Arbitration Juggernaut Rolls On
Arbitration’s status as an accepted method of dispute resolution continues to expand and gain force, as illustrated by actions taken in late 2019 by the National Labor Relations Board (NLRB) and the Equal Employment Opportunity Commission (EEOC). In Tarlton and Son, decided by the Board on October 30, 2019, three employees jointly filed a wage and hour suit against their employer, prompting the employer to adopt a mandatory arbitration policy several weeks later. That policy required employees to submit employment related claims to binding arbitration on an individual basis.
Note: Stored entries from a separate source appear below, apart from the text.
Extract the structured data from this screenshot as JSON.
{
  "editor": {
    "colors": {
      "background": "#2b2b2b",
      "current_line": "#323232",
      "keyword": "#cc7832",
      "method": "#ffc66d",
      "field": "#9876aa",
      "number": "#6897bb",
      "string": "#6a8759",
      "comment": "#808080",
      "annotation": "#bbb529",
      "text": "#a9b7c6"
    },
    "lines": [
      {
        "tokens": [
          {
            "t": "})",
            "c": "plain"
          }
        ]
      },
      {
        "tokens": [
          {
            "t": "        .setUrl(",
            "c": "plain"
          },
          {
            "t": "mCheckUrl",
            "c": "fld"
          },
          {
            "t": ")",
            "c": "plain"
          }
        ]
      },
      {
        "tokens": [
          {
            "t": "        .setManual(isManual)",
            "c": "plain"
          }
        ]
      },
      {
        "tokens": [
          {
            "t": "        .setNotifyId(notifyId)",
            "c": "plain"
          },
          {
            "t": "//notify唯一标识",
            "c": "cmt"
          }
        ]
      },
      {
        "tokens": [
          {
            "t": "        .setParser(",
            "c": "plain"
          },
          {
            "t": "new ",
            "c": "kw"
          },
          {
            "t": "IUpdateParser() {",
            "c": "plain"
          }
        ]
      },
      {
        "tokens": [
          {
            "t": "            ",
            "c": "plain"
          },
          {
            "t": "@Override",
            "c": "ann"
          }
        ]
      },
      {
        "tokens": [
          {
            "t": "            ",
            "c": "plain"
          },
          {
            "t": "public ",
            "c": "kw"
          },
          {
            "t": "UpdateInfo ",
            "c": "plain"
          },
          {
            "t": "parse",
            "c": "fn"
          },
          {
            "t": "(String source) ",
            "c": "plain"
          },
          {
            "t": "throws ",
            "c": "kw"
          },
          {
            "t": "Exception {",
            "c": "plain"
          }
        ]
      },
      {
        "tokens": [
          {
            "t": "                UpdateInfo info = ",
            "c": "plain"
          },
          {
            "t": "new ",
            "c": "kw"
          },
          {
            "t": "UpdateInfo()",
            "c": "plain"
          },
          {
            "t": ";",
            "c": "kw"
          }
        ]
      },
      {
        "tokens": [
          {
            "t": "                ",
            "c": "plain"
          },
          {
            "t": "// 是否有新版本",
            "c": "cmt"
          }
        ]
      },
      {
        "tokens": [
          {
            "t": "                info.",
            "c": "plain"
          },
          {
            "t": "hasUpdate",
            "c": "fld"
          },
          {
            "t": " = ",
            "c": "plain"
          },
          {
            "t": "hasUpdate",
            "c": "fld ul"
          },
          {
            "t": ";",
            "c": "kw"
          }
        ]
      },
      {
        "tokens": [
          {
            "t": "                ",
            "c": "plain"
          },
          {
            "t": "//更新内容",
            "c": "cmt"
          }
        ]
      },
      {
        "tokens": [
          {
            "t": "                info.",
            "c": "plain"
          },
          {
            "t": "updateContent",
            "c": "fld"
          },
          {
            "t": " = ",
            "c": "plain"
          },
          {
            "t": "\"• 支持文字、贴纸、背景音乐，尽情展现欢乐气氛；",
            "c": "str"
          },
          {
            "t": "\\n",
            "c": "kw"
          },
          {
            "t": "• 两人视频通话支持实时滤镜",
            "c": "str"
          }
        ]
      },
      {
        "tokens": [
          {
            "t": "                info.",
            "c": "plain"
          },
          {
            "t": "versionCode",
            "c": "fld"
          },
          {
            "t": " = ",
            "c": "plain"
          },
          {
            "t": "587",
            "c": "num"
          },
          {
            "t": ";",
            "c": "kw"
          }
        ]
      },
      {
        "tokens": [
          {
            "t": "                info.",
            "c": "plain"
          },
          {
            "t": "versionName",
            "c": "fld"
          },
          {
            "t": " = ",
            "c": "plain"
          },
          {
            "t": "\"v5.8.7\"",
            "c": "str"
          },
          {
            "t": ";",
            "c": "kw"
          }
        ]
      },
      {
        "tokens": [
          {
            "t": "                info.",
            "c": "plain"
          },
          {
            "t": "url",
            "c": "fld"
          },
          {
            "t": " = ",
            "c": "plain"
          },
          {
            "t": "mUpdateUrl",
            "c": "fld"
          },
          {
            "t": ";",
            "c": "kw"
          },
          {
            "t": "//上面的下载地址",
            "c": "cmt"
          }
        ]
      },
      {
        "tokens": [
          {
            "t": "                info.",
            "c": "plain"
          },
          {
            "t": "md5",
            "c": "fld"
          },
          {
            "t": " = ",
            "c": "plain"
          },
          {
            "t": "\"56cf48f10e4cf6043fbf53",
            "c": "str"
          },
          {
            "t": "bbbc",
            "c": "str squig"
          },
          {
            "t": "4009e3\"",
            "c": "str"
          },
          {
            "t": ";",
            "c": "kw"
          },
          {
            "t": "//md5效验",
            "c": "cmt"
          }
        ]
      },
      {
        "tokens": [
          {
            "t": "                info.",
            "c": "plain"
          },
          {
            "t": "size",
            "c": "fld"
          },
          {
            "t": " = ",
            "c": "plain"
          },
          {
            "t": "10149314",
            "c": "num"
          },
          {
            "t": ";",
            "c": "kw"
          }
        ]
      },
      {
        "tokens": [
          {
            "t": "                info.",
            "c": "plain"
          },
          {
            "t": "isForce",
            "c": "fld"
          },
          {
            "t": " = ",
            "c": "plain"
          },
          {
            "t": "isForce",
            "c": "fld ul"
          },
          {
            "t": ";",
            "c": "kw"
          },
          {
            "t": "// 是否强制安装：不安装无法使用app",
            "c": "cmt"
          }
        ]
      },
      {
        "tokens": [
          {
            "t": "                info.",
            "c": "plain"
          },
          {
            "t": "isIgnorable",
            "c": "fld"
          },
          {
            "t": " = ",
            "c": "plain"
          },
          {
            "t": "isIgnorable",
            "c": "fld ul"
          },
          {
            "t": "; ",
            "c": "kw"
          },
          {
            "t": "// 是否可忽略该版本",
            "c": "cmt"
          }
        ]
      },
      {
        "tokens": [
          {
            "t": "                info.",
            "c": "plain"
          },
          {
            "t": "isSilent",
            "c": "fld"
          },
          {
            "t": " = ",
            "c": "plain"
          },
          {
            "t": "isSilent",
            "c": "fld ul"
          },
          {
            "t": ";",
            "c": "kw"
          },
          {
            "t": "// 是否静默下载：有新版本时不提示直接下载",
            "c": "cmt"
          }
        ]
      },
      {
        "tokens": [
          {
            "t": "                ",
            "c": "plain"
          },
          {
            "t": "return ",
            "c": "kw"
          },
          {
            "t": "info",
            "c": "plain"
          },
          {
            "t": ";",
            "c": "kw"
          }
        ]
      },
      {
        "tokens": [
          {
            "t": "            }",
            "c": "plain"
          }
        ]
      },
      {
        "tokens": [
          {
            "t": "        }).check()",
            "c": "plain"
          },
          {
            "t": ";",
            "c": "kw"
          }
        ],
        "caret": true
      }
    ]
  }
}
The NLRB held that, although the employees’ lawsuit constituted protected concerted activity, as the Board had recently ruled in Cordua Restaurants (2019), an employer can require employees to resolve employment claims through individualized arbitration without violating their rights under the National Labor Relations Act (NLRA).
And in December 2019 the EEOC rescinded (by a 21 vote) its position—held for over two decades—that mandatory arbitration agreements that purport to cover employment discrimination claims should not be enforced, because they undermine the proper enforcement of federal anti-discrimination laws. During that time the EEOC’s policy had become increasingly out of step with developing law, as the U.S. Supreme Court held such agreements enforceable under the Federal Arbitration Act (FAA) in a growing variety of settings. The EEOC emphasized that rescission of its anti-mandatory arbitration policy did not “limit the ability of the Commission or any other party to challenge the enforceability of a particular arbitration agreement.” Still, this change of direction recognizes that the growing use of arbitration gives the EEOC reduced leverage to obtain relief for employees through conciliation.
Meanwhile, a U.S. District Court in the Eighth Circuit, applying Missouri law, held in Taylor v. Dolgencorp that a newly hired employee had made an arbitration agreement by clicking an electronic acceptance box online and typing her initials. The employee had been advised that those actions would constitute acceptance of the employer’s arbitration policy. Applying Missouri’s version of the Uniform Electronic Transactions Act, the court rejected her argument that an individual physical manifestation of consent was needed to form a valid arbitration agreement. Furthermore, the employer had shown its intent to be bound by setting up the website and its associated instructions.